A group of Williamson County residents who want to remove a Confederate statue that stands outside the courthouse spoke at a commissioners' court meeting Tuesday.
"By honoring Confederates, we are honoring the ideology that whites are more human than others,” said one speaker.
"I feel it's part of my family's heritage,” said another.
The statue is of a Confederate soldier, built in 1916.
But many that spoke said they want the statue removed, or want to see a plaque added with historic details.
"It makes a statement of divisiveness,” said Williamson County residents Clarissa Jackson. "As a black citizen, I feel disenfranchised from being a truly appreciated and welcome citizen.”
Jackson thinks the statue should be moved to a local museum, or cemetery.
On the other side, Mike Gavit said his great-great-grandfather fought in the Confederate army and he believes the statue honors families like his.
"The military monuments, the military statues that are being removed now, that's part of our heritage,” said Gavit. “These are our military monuments, and removing them in my opinion, is just wrong, we need to stop and think about this.”
He feels it's a matter of respect for history, and each other.
“I wouldn’t deny anybody their heritage, I want people to understand that it’s their heritage, and you shouldn’t remove it, or try to destroy it,” said Gavit.
Jaquita Wilson Kirby has been fighting the issue here for a while.
"I've been trying to do something about this confederate statue for the last year and a half,” said Kirby. “We didn’t want the world to think that Williamson county is just all about the confederacy, and all about racism and white supremacy, we wanted to give voice to the fact that there are people who live here who care about having equity for all.”
She doesn't feel the Civil War should be memorialized in this way.
"I understand that children died, people died, but my people died, and had no choice in the matter," said Kirby. “Best case scenario is the removal of the statue, a compromise is a plaque, dedicated to explaining what this statue represents, and at least honoring the people who lost their lives on the courthouse because of the color of their skin.”
Kirby even wore purple to Tuesday's meeting, in honor of Heather Hayer, who died in the Charlotesville protests.
“Understand that this young lady lost her life fighting for something she believed in, and she should be honored as well, we’re not speaking about her enough, we’re trying to ignore that death as a casualty of war, during what is supposed to be a peaceful protest, and I think that’s inexcusable, we need to understand that when we show up for these protests, when we show up to talk about these statues, we’re not showing up to be killed, and we’re not showing up to kill or hurt anyone,” said Kibry.

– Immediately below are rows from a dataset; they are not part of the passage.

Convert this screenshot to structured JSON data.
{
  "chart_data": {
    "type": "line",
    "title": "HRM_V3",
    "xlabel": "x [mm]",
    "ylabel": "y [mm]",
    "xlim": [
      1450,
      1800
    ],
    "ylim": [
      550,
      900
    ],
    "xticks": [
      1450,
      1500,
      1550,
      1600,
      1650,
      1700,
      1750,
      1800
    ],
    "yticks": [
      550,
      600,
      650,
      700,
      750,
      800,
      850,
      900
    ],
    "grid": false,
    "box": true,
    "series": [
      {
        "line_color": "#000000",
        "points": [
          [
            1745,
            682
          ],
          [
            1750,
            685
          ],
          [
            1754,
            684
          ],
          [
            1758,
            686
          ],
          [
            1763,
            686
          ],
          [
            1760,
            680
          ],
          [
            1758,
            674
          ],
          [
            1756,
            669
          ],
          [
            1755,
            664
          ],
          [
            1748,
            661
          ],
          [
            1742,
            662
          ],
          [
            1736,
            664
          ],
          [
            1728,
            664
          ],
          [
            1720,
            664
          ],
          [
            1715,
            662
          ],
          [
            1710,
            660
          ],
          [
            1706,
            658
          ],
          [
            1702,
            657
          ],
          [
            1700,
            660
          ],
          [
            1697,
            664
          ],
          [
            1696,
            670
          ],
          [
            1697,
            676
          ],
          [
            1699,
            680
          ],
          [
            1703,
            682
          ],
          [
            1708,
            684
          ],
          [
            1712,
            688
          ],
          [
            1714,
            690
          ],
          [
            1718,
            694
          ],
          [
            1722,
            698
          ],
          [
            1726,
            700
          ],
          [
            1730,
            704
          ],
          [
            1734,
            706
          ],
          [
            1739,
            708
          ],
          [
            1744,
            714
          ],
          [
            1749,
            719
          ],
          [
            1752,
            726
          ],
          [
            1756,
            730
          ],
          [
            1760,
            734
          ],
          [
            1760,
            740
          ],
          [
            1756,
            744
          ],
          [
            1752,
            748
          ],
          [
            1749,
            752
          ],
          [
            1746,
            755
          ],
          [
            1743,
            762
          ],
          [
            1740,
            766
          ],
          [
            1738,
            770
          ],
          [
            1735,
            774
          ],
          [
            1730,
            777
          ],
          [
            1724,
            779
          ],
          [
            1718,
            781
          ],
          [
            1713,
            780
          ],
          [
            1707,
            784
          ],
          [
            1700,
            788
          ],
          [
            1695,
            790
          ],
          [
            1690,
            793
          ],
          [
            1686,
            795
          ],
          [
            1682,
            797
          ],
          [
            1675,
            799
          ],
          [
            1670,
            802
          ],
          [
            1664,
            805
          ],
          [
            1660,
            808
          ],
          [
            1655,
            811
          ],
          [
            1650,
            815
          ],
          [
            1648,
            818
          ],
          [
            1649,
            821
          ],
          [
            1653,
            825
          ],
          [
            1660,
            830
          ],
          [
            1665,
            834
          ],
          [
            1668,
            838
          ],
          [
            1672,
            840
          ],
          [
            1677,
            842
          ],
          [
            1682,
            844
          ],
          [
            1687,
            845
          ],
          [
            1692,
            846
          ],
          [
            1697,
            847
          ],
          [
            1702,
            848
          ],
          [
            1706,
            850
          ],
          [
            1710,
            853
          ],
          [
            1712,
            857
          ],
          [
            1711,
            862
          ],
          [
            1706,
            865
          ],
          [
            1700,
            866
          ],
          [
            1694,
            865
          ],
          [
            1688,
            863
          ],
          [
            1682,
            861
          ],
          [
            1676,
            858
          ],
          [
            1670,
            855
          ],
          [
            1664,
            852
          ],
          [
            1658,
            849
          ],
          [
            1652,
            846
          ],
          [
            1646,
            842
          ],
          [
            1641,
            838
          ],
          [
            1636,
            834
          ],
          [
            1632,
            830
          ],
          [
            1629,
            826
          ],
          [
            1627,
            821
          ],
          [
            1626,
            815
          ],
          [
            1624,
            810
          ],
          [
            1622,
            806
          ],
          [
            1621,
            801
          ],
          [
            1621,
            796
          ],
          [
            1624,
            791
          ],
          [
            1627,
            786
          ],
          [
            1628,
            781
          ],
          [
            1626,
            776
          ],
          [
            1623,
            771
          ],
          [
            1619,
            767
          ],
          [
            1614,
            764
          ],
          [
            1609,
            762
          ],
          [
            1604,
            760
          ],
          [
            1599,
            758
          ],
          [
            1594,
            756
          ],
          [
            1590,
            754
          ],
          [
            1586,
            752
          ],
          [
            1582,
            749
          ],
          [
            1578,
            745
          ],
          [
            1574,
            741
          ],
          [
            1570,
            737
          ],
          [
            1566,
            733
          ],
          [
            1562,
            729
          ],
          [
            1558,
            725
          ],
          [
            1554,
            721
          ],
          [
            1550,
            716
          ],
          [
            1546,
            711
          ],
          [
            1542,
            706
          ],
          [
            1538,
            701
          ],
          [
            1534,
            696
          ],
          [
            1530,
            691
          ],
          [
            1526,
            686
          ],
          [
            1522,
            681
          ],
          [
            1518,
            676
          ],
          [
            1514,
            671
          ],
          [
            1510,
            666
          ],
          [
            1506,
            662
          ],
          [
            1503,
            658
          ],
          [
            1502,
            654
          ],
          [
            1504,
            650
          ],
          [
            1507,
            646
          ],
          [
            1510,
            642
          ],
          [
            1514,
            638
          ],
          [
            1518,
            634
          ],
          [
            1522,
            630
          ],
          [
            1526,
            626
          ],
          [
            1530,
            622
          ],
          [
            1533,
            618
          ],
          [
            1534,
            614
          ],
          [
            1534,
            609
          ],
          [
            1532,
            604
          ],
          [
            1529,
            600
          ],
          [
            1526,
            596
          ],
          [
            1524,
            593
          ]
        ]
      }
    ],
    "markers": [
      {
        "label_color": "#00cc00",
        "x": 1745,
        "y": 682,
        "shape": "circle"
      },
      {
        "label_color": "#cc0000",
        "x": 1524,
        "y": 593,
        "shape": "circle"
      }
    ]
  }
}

Reverend Chuck Freeman also spoke at the regular commissioner meeting on Tuesday, and wants the statue taken down.
"What we know is these statues were not put up to honor confederate soldiers, they were put up to say, 'we're still in charge,” said Freeman.
But Ruth Molinari works at a business on the Georgetown square and wants to keep confederate statue, saying it's a piece of their past.
"This is Georgetown, this is Georgetown square, it's all set on history, you know we're not allowed to change the buildings, they're all on history, and so I think that this is definitely part of history,” said Molinari.
She hopes the statue will start important discussions.
"Seeing this, can open up the discussion about it, and how wrong that is,” said Molinari.
But for now, that's all the removal is - a discussion.
The topic is not on the commissioners court meeting agenda and no action will be taken Tuesday. The topic is not on the commissioners court agenda any time soon.
Kirby hopes it's something the groups can compromise on.
“I think if we start addressing these things now, we can have true friendship, true relationships, true comradery, and that’s been missing for the last 100 plus years, since we had a civil war in our country,” said Kirby.
This meeting is happening the day after the University of Texas removed four Confederate statues on the South Mall of campus Monday. Following violent incidents in Charlottesville and at the University of Virginia, UT President Greg Fenves said in a statement it's become clear now more than ever "that Confederate monuments have become symbols of modern white supremacy and neo-Nazism."
According to KVUE's Christy Millweard, Judge Dan Gattis is allowing five of the 13 people who signed up to speak at the Williamson County Commissioners Court meeting.
One speaker said removing Confederate monuments will help the county heal more quickly.